Die beste Wallfahrtsdarstellung haben wir in der Peregrinatio (Wallfahrt) von Aetheria. Sie ist eine geweihte Jungfrau aus Galicien in Spanien. In ihrem Werk, das offenbar ein Brief an die anderen geweihten Frauen ihrer Stadt ist, gibt Aetheria deteilierte Beschreibungen der Jerusalemer Liturgie, sei es das ganze Jahr über, sei es bei bestimmten festlichen Anlässen. Darunter ist die Geburt Jesu, die Darstellung Jesu im Tempel, die Fastenzeit, die Karwoche und Ostern.
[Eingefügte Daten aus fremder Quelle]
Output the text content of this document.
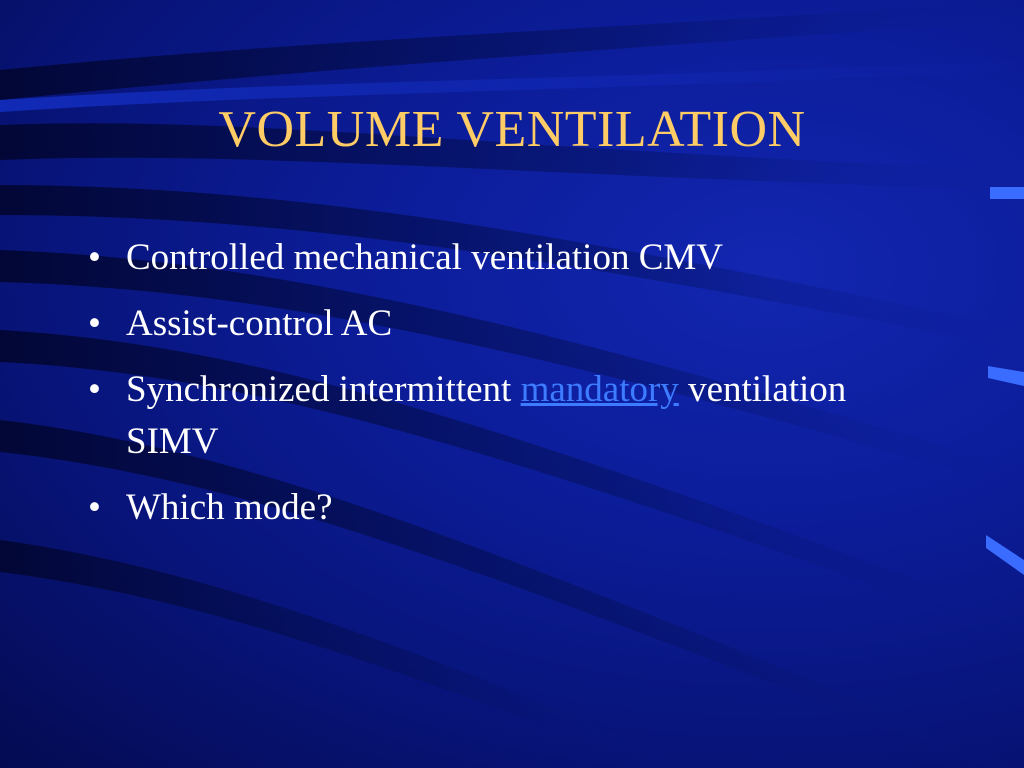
VOLUME VENTILATION
• Controlled mechanical ventilation CMV
• Assist-control AC
• Synchronized intermittent mandatory ventilation SIMV
• Which mode?
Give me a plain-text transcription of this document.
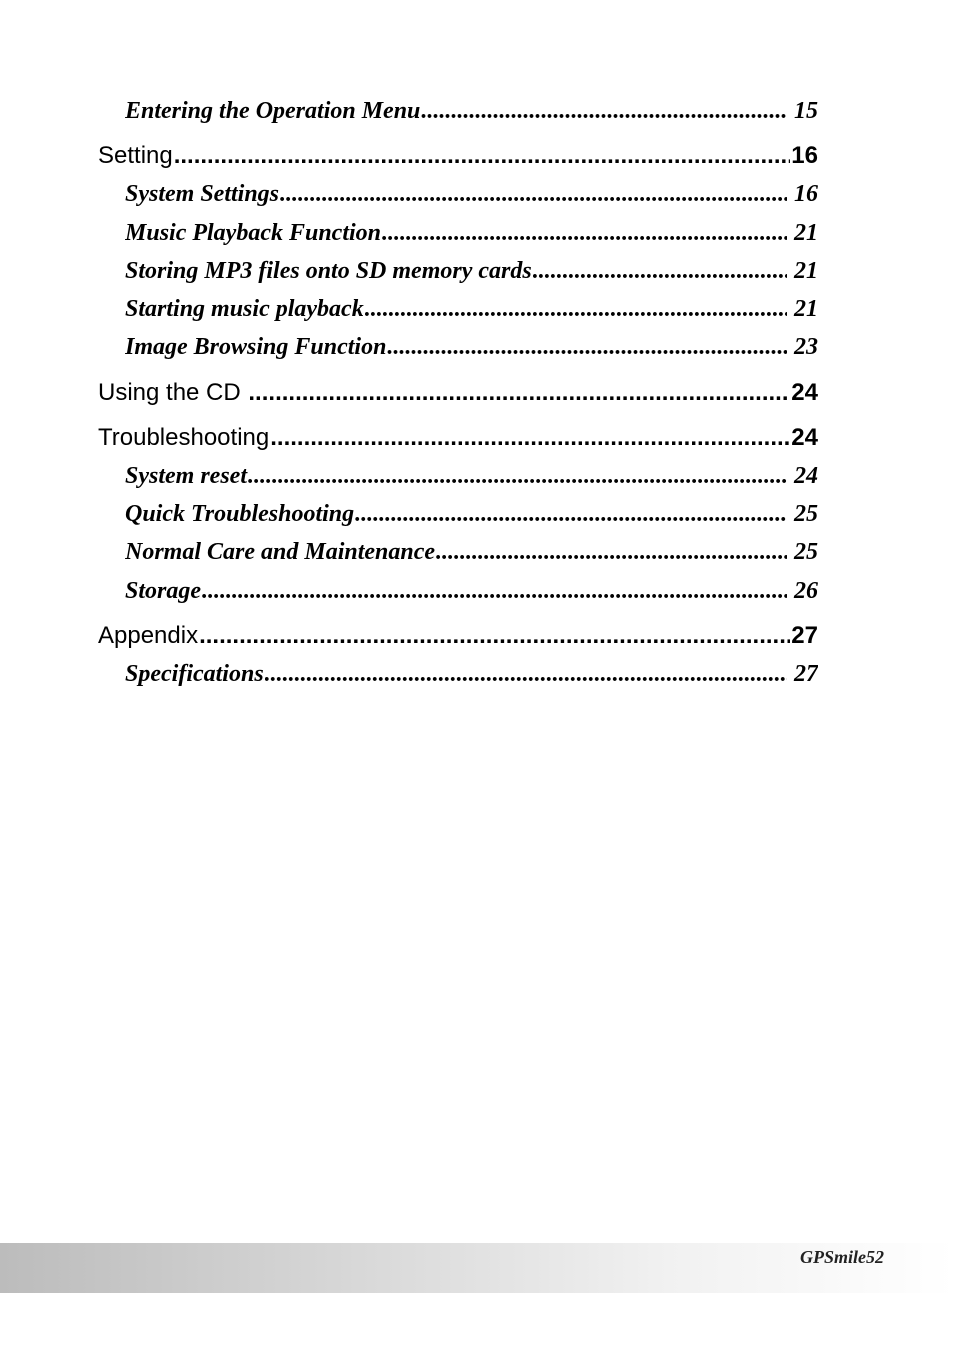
Entering the Operation Menu .....	15
Setting .....	16
System Settings .....	16
Music Playback Function .....	21
Storing MP3 files onto SD memory cards .....	21
Starting music playback .....	21
Image Browsing Function .....	23
Using the CD .....	24
Troubleshooting .....	24
System reset .....	24
Quick Troubleshooting .....	25
Normal Care and Maintenance .....	25
Storage .....	26
Appendix .....	27
Specifications .....	27
GPSmile52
Aetheria berichtet auch von der Prozession von Bethlehem nach Jerusalem am Geburtsfest Jesu und von der Prozession vom Ölberg in die Stadt am Palmsonntag, ferner von der bewegenden Vigil, die in der Nacht des Gründonnerstags im Garten Gethsemani gehalten wurde. Sie erwähnt auch die persönliche Verehrung des Kreuzesholzes am Karfreitag. Der Einfluss von heimkehrenden Pilgern – viele von ihnen waren Bischöfe oder einflussreiche Geistliche - führte bald zur Übernahme vieler dieser liturgischen Bräuche in den Kirchen des Westens und des Ostens.
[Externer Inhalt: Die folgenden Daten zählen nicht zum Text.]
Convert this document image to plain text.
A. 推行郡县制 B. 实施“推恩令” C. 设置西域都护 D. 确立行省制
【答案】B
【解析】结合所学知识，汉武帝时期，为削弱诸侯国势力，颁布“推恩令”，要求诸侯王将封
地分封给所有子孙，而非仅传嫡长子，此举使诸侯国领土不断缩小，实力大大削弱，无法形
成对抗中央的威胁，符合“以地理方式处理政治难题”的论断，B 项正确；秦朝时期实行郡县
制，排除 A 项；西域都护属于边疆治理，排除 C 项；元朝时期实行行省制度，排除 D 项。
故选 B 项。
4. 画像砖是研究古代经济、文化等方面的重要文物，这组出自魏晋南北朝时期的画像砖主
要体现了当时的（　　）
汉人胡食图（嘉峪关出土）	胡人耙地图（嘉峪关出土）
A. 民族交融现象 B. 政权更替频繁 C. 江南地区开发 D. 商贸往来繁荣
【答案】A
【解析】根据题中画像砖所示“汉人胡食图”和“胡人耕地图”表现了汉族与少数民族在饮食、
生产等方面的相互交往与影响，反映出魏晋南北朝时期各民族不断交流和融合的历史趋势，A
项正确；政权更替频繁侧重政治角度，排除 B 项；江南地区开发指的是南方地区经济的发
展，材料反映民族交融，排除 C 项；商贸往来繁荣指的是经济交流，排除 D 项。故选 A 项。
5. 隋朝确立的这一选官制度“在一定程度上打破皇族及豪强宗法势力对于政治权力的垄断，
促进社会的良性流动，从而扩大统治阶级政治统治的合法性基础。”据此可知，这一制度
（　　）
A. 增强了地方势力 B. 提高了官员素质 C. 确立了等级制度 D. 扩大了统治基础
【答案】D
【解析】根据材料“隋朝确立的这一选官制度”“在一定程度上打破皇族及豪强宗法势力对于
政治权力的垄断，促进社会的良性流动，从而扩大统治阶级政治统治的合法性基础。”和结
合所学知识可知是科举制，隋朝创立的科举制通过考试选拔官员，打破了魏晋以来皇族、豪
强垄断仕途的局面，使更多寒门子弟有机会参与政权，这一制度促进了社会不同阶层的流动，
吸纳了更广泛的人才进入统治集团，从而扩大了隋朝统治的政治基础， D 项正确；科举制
Unterwegs sein heute. Im 19. und 20. Jahrhundert kamen zu den schon traditionellen Wallfahrten neue Stätten hinzu. Ihr Ausgangspunkt waren Marienerscheinungen. Hier ist an La Salette, Lourdes und Fatima zu denken. Kennzeichnend für diese Wallfahrtsorte sind ihre Botschaften, die dem Zeitgeist widersprechen. Allein das Auftreten der Wunder wurde als Provokation empfunden. Man fühlte sich gestört, weil zum Beispiel das Gebet zum Schlüssel für Heilungen wurde und nicht in erster Linie die Wissenschaft. Die Erscheinungen bedeuteten eine Bestätigung der übernatürlichen Welt und ein Protest gegen den Zeitgeist. Bei den Pilgern, die an diese Marienwallfahrtsorte strömen, findet sich nicht selten ein Verlangen nach Gewissheit und klarer Richtung im Leben.
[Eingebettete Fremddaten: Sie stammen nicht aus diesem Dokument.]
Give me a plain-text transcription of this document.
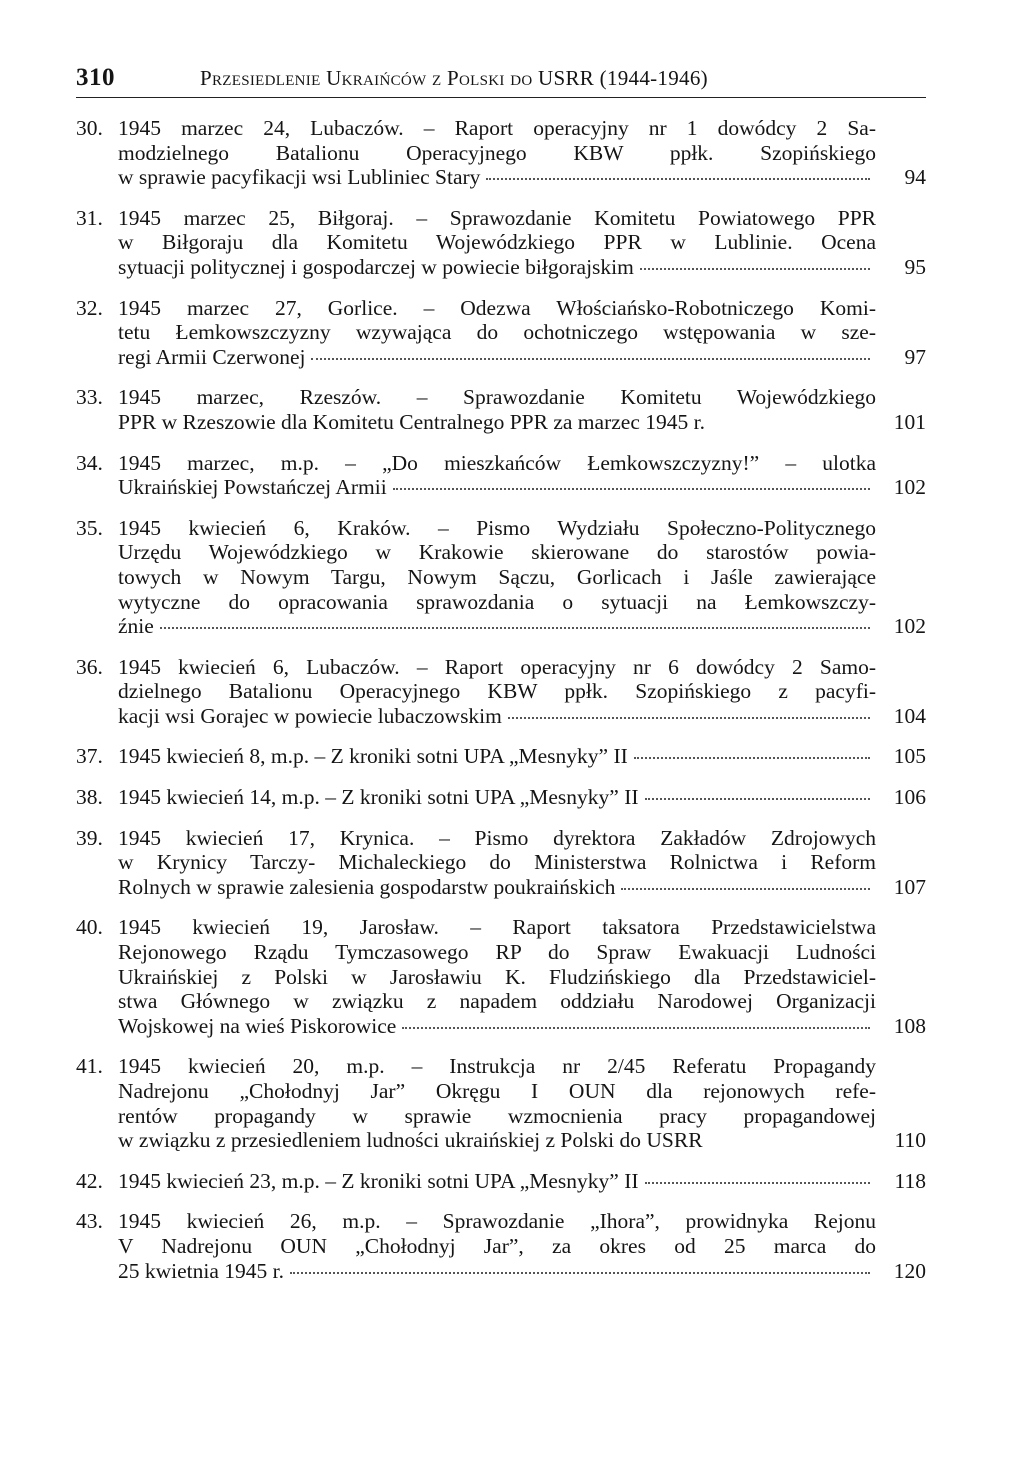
310	Przesiedlenie Ukraińców z Polski do USRR (1944-1946)
30. 1945 marzec 24, Lubaczów. – Raport operacyjny nr 1 dowódcy 2 Sa-
modzielnego Batalionu Operacyjnego KBW ppłk. Szopińskiego
w sprawie pacyfikacji wsi Lubliniec Stary	94
31. 1945 marzec 25, Biłgoraj. – Sprawozdanie Komitetu Powiatowego PPR
w Biłgoraju dla Komitetu Wojewódzkiego PPR w Lublinie. Ocena
sytuacji politycznej i gospodarczej w powiecie biłgorajskim	95
32. 1945 marzec 27, Gorlice. – Odezwa Włościańsko-Robotniczego Komi-
tetu Łemkowszczyzny wzywająca do ochotniczego wstępowania w sze-
regi Armii Czerwonej	97
33. 1945 marzec, Rzeszów. – Sprawozdanie Komitetu Wojewódzkiego
PPR w Rzeszowie dla Komitetu Centralnego PPR za marzec 1945 r.	101
34. 1945 marzec, m.p. – „Do mieszkańców Łemkowszczyzny!” – ulotka
Ukraińskiej Powstańczej Armii	102
35. 1945 kwiecień 6, Kraków. – Pismo Wydziału Społeczno-Politycznego
Urzędu Wojewódzkiego w Krakowie skierowane do starostów powia-
towych w Nowym Targu, Nowym Sączu, Gorlicach i Jaśle zawierające
wytyczne do opracowania sprawozdania o sytuacji na Łemkowszczy-
źnie	102
36. 1945 kwiecień 6, Lubaczów. – Raport operacyjny nr 6 dowódcy 2 Samo-
dzielnego Batalionu Operacyjnego KBW ppłk. Szopińskiego z pacyfi-
kacji wsi Gorajec w powiecie lubaczowskim	104
37. 1945 kwiecień 8, m.p. – Z kroniki sotni UPA „Mesnyky” II	105
38. 1945 kwiecień 14, m.p. – Z kroniki sotni UPA „Mesnyky” II	106
39. 1945 kwiecień 17, Krynica. – Pismo dyrektora Zakładów Zdrojowych
w Krynicy Tarczy- Michaleckiego do Ministerstwa Rolnictwa i Reform
Rolnych w sprawie zalesienia gospodarstw poukraińskich	107
40. 1945 kwiecień 19, Jarosław. – Raport taksatora Przedstawicielstwa
Rejonowego Rządu Tymczasowego RP do Spraw Ewakuacji Ludności
Ukraińskiej z Polski w Jarosławiu K. Fludzińskiego dla Przedstawiciel-
stwa Głównego w związku z napadem oddziału Narodowej Organizacji
Wojskowej na wieś Piskorowice	108
41. 1945 kwiecień 20, m.p. – Instrukcja nr 2/45 Referatu Propagandy
Nadrejonu „Chołodnyj Jar” Okręgu I OUN dla rejonowych refe-
rentów propagandy w sprawie wzmocnienia pracy propagandowej
w związku z przesiedleniem ludności ukraińskiej z Polski do USRR	110
42. 1945 kwiecień 23, m.p. – Z kroniki sotni UPA „Mesnyky” II	118
43. 1945 kwiecień 26, m.p. – Sprawozdanie „Ihora”, prowidnyka Rejonu
V Nadrejonu OUN „Chołodnyj Jar”, za okres od 25 marca do
25 kwietnia 1945 r.	120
In unterschiedlicher Form und aus unterschiedlichen Gründen ist das Bedürfnis nach Pilgerschaft auch in unserer Zeit sehr groß. Wallfahrer im traditionellen Sinn strömen weiter an die biblischen Stätten, an die alten Gräber und zu den Ikonen; weltliche Pilger suchen Grenzerfahrungen und Solidarität um ihrer selbst willen (der Weg ist das Ziel); andere erhoffen sich eine Bestätigung für den tatsächlichen Einfluss göttlichen Wirkens und reisen deshalb an die Orte von Erscheinungen. Sie alle scheinen instinktiv zu glauben, dass, wenn Gott auch überall ist, man ihn doch an bestimmten Orten besser suchen und finden kann. Die Erfahrungen, die die Menschen durch die Jahrhunderte hindurch gemacht haben und in unserer Zeit immer noch machen, zeigen, dass bestimmte Orte transparenter sind, das heißt durchlässiger für das Wirken Gottes, so dass seine Gegenwart dort leichter und unmittelbarer erfahren werden kann. Offensichtlich helfen aber auch diese heiligen Stätten, dass die Pilger sich stärker für Gottes Gnadenwirken öffnen und so leichter für Gott erreichbar sind. Die Menschen, die danach hungern Gott zu suchen und zu schauen, werden sich auch in Zukunft zu Heiligtümern auf den Weg machen.